I’ve grown up on the internet. I first began accessing it intermittently as a thirteen-year-old in a cyber-café in Mumbai and then more regularly when my mother got us a computer a few years later. I began using it to read news, theories, and fanfiction about the Harry Potter books – all of which hadn’t been released yet. Since then I’ve used it for a range of things – personal, social, professional, recreational, and political. Because I spend so much time on the internet, I’m well acquainted with the cesspool of vitriol it hosts. While this often fills me with despair, I’m still optimistic about the internet’s potential – mainly because of the significant role it’s played in my own life.

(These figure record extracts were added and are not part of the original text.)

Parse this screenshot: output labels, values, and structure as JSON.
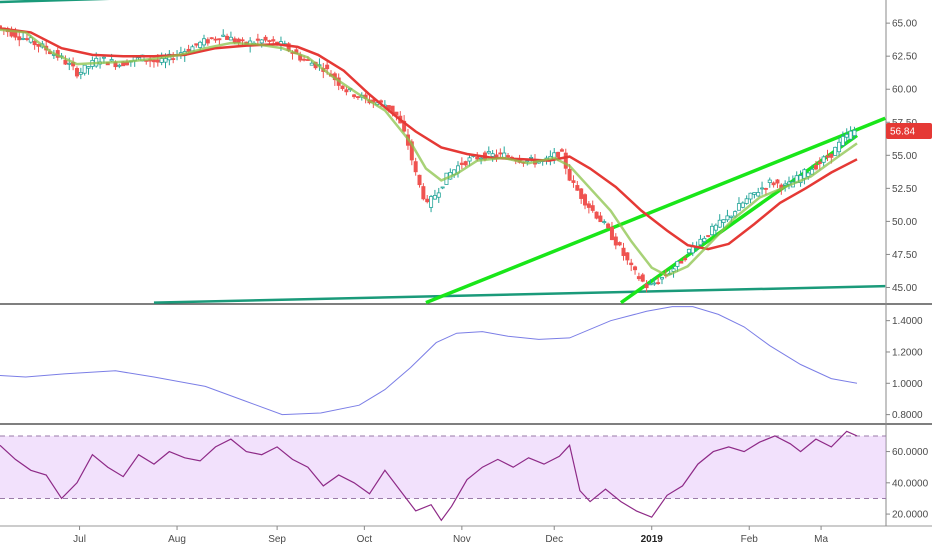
{
  "chart_data": [
    {
      "type": "candlestick",
      "panel": "price",
      "y_ticks": [
        "65.00",
        "62.50",
        "60.00",
        "57.50",
        "55.00",
        "52.50",
        "50.00",
        "47.50",
        "45.00"
      ],
      "ylim": [
        43.75,
        66.75
      ],
      "last_price": "56.84",
      "colors": {
        "up": "#26a69a",
        "down": "#ef5350",
        "fast_ma": "#8bc34a",
        "slow_ma": "#e53935",
        "trendline": "#19e619",
        "channel": "#1a9a7a",
        "badge": "#e53935"
      },
      "price_path": [
        [
          0,
          64.8
        ],
        [
          8,
          64.1
        ],
        [
          18,
          63.2
        ],
        [
          25,
          62.4
        ],
        [
          32,
          61.2
        ],
        [
          40,
          62.3
        ],
        [
          48,
          61.9
        ],
        [
          56,
          62.4
        ],
        [
          64,
          62.0
        ],
        [
          72,
          62.8
        ],
        [
          80,
          63.5
        ],
        [
          88,
          64.1
        ],
        [
          96,
          63.4
        ],
        [
          104,
          63.7
        ],
        [
          112,
          63.3
        ],
        [
          120,
          62.2
        ],
        [
          128,
          61.6
        ],
        [
          136,
          60.0
        ],
        [
          144,
          59.2
        ],
        [
          152,
          58.8
        ],
        [
          156,
          58.0
        ],
        [
          160,
          56.2
        ],
        [
          164,
          53.2
        ],
        [
          168,
          51.2
        ],
        [
          172,
          52.3
        ],
        [
          176,
          53.5
        ],
        [
          182,
          54.5
        ],
        [
          190,
          55.0
        ],
        [
          198,
          55.0
        ],
        [
          206,
          54.6
        ],
        [
          214,
          54.5
        ],
        [
          220,
          55.3
        ],
        [
          224,
          53.0
        ],
        [
          230,
          51.4
        ],
        [
          236,
          50.0
        ],
        [
          242,
          48.3
        ],
        [
          248,
          46.3
        ],
        [
          254,
          45.0
        ],
        [
          260,
          45.8
        ],
        [
          266,
          46.8
        ],
        [
          272,
          48.2
        ],
        [
          278,
          49.2
        ],
        [
          284,
          50.1
        ],
        [
          290,
          51.2
        ],
        [
          296,
          52.2
        ],
        [
          302,
          53.0
        ],
        [
          308,
          52.6
        ],
        [
          314,
          53.5
        ],
        [
          320,
          54.3
        ],
        [
          326,
          55.2
        ],
        [
          330,
          56.2
        ],
        [
          334,
          56.84
        ]
      ],
      "fast_ma": [
        [
          0,
          64.5
        ],
        [
          10,
          64.3
        ],
        [
          20,
          62.8
        ],
        [
          30,
          61.9
        ],
        [
          40,
          62.0
        ],
        [
          50,
          62.1
        ],
        [
          60,
          62.3
        ],
        [
          70,
          62.6
        ],
        [
          80,
          63.1
        ],
        [
          90,
          63.5
        ],
        [
          100,
          63.4
        ],
        [
          110,
          63.1
        ],
        [
          120,
          62.4
        ],
        [
          130,
          60.9
        ],
        [
          140,
          59.6
        ],
        [
          150,
          58.4
        ],
        [
          160,
          56.0
        ],
        [
          166,
          54.0
        ],
        [
          172,
          53.1
        ],
        [
          178,
          53.6
        ],
        [
          186,
          54.6
        ],
        [
          196,
          54.8
        ],
        [
          206,
          54.4
        ],
        [
          216,
          54.8
        ],
        [
          222,
          54.2
        ],
        [
          230,
          52.5
        ],
        [
          238,
          50.8
        ],
        [
          246,
          48.5
        ],
        [
          254,
          46.5
        ],
        [
          260,
          45.9
        ],
        [
          268,
          46.6
        ],
        [
          276,
          48.2
        ],
        [
          286,
          50.2
        ],
        [
          296,
          51.8
        ],
        [
          306,
          52.6
        ],
        [
          316,
          53.4
        ],
        [
          326,
          54.8
        ],
        [
          334,
          55.9
        ]
      ],
      "slow_ma": [
        [
          0,
          64.6
        ],
        [
          12,
          64.3
        ],
        [
          24,
          63.1
        ],
        [
          36,
          62.6
        ],
        [
          48,
          62.5
        ],
        [
          60,
          62.5
        ],
        [
          72,
          62.6
        ],
        [
          84,
          63.1
        ],
        [
          96,
          63.3
        ],
        [
          108,
          63.4
        ],
        [
          116,
          63.2
        ],
        [
          124,
          62.6
        ],
        [
          134,
          61.4
        ],
        [
          144,
          59.6
        ],
        [
          154,
          58.0
        ],
        [
          162,
          56.8
        ],
        [
          172,
          55.6
        ],
        [
          182,
          55.1
        ],
        [
          192,
          54.8
        ],
        [
          204,
          54.7
        ],
        [
          214,
          54.6
        ],
        [
          222,
          54.9
        ],
        [
          230,
          54.0
        ],
        [
          240,
          52.6
        ],
        [
          250,
          50.8
        ],
        [
          260,
          49.3
        ],
        [
          268,
          48.2
        ],
        [
          276,
          47.9
        ],
        [
          284,
          48.3
        ],
        [
          294,
          49.8
        ],
        [
          304,
          51.4
        ],
        [
          314,
          52.5
        ],
        [
          324,
          53.7
        ],
        [
          334,
          54.7
        ]
      ]
    },
    {
      "type": "line",
      "panel": "indicator",
      "y_ticks": [
        "1.4000",
        "1.2000",
        "1.0000",
        "0.8000"
      ],
      "ylim": [
        0.74,
        1.5
      ],
      "color": "#7b7ee6",
      "points": [
        [
          0,
          1.05
        ],
        [
          10,
          1.04
        ],
        [
          25,
          1.06
        ],
        [
          45,
          1.08
        ],
        [
          60,
          1.04
        ],
        [
          80,
          0.98
        ],
        [
          95,
          0.89
        ],
        [
          110,
          0.8
        ],
        [
          125,
          0.81
        ],
        [
          140,
          0.86
        ],
        [
          150,
          0.96
        ],
        [
          160,
          1.1
        ],
        [
          170,
          1.26
        ],
        [
          178,
          1.32
        ],
        [
          188,
          1.33
        ],
        [
          198,
          1.3
        ],
        [
          210,
          1.28
        ],
        [
          222,
          1.29
        ],
        [
          238,
          1.4
        ],
        [
          252,
          1.46
        ],
        [
          262,
          1.49
        ],
        [
          270,
          1.49
        ],
        [
          280,
          1.44
        ],
        [
          290,
          1.36
        ],
        [
          300,
          1.24
        ],
        [
          312,
          1.12
        ],
        [
          324,
          1.03
        ],
        [
          334,
          1.0
        ]
      ]
    },
    {
      "type": "line",
      "panel": "rsi",
      "y_ticks": [
        "60.0000",
        "40.0000",
        "20.0000"
      ],
      "ylim": [
        13,
        77
      ],
      "band": [
        30,
        70
      ],
      "color": "#8e2a87",
      "band_fill": "rgba(218,170,246,0.35)",
      "points": [
        [
          0,
          64
        ],
        [
          6,
          55
        ],
        [
          12,
          48
        ],
        [
          18,
          45
        ],
        [
          24,
          30
        ],
        [
          30,
          40
        ],
        [
          36,
          58
        ],
        [
          42,
          50
        ],
        [
          48,
          44
        ],
        [
          54,
          58
        ],
        [
          60,
          52
        ],
        [
          66,
          60
        ],
        [
          72,
          56
        ],
        [
          78,
          54
        ],
        [
          84,
          63
        ],
        [
          90,
          68
        ],
        [
          96,
          60
        ],
        [
          102,
          58
        ],
        [
          108,
          63
        ],
        [
          114,
          55
        ],
        [
          120,
          50
        ],
        [
          126,
          38
        ],
        [
          132,
          45
        ],
        [
          138,
          40
        ],
        [
          144,
          33
        ],
        [
          150,
          48
        ],
        [
          156,
          35
        ],
        [
          162,
          22
        ],
        [
          168,
          26
        ],
        [
          172,
          16
        ],
        [
          176,
          25
        ],
        [
          182,
          42
        ],
        [
          188,
          50
        ],
        [
          194,
          55
        ],
        [
          200,
          50
        ],
        [
          206,
          56
        ],
        [
          212,
          52
        ],
        [
          218,
          57
        ],
        [
          222,
          64
        ],
        [
          226,
          35
        ],
        [
          230,
          28
        ],
        [
          236,
          36
        ],
        [
          242,
          28
        ],
        [
          248,
          22
        ],
        [
          254,
          18
        ],
        [
          260,
          32
        ],
        [
          266,
          38
        ],
        [
          272,
          52
        ],
        [
          278,
          60
        ],
        [
          284,
          63
        ],
        [
          290,
          60
        ],
        [
          296,
          66
        ],
        [
          302,
          70
        ],
        [
          308,
          65
        ],
        [
          312,
          60
        ],
        [
          318,
          68
        ],
        [
          324,
          63
        ],
        [
          330,
          73
        ],
        [
          334,
          70
        ]
      ]
    }
  ],
  "x_axis": {
    "labels": [
      {
        "text": "Jul",
        "t": 31,
        "bold": false
      },
      {
        "text": "Aug",
        "t": 69,
        "bold": false
      },
      {
        "text": "Sep",
        "t": 108,
        "bold": false
      },
      {
        "text": "Oct",
        "t": 142,
        "bold": false
      },
      {
        "text": "Nov",
        "t": 180,
        "bold": false
      },
      {
        "text": "Dec",
        "t": 216,
        "bold": false
      },
      {
        "text": "2019",
        "t": 254,
        "bold": true
      },
      {
        "text": "Feb",
        "t": 292,
        "bold": false
      },
      {
        "text": "Ma",
        "t": 320,
        "bold": false
      }
    ],
    "t_range": [
      0,
      334
    ]
  }
}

My favourite thing about the internet is the sheer amount of things it’s allowed me to learn [I’m a Ravenclaw through and through]. I’m a voracious reader of books and of the internet. My formal primary, secondary, and undergraduate education often left me under-stimulated. But the internet allowed me to fill in the gaps. I used it – and continue using it – to learn new things in different ways. The internet has allowed me to learn from people whose lives and perspectives don’t mirror my own – people from both dominant and marginalised groups – often within the context of fandom. For me, learning has always been a communal activity which requires inputs from others. With this project, I want to draw on my own experiences and explore the under-theorised public pedagogy potential of online spaces, specifically of fan podcasts.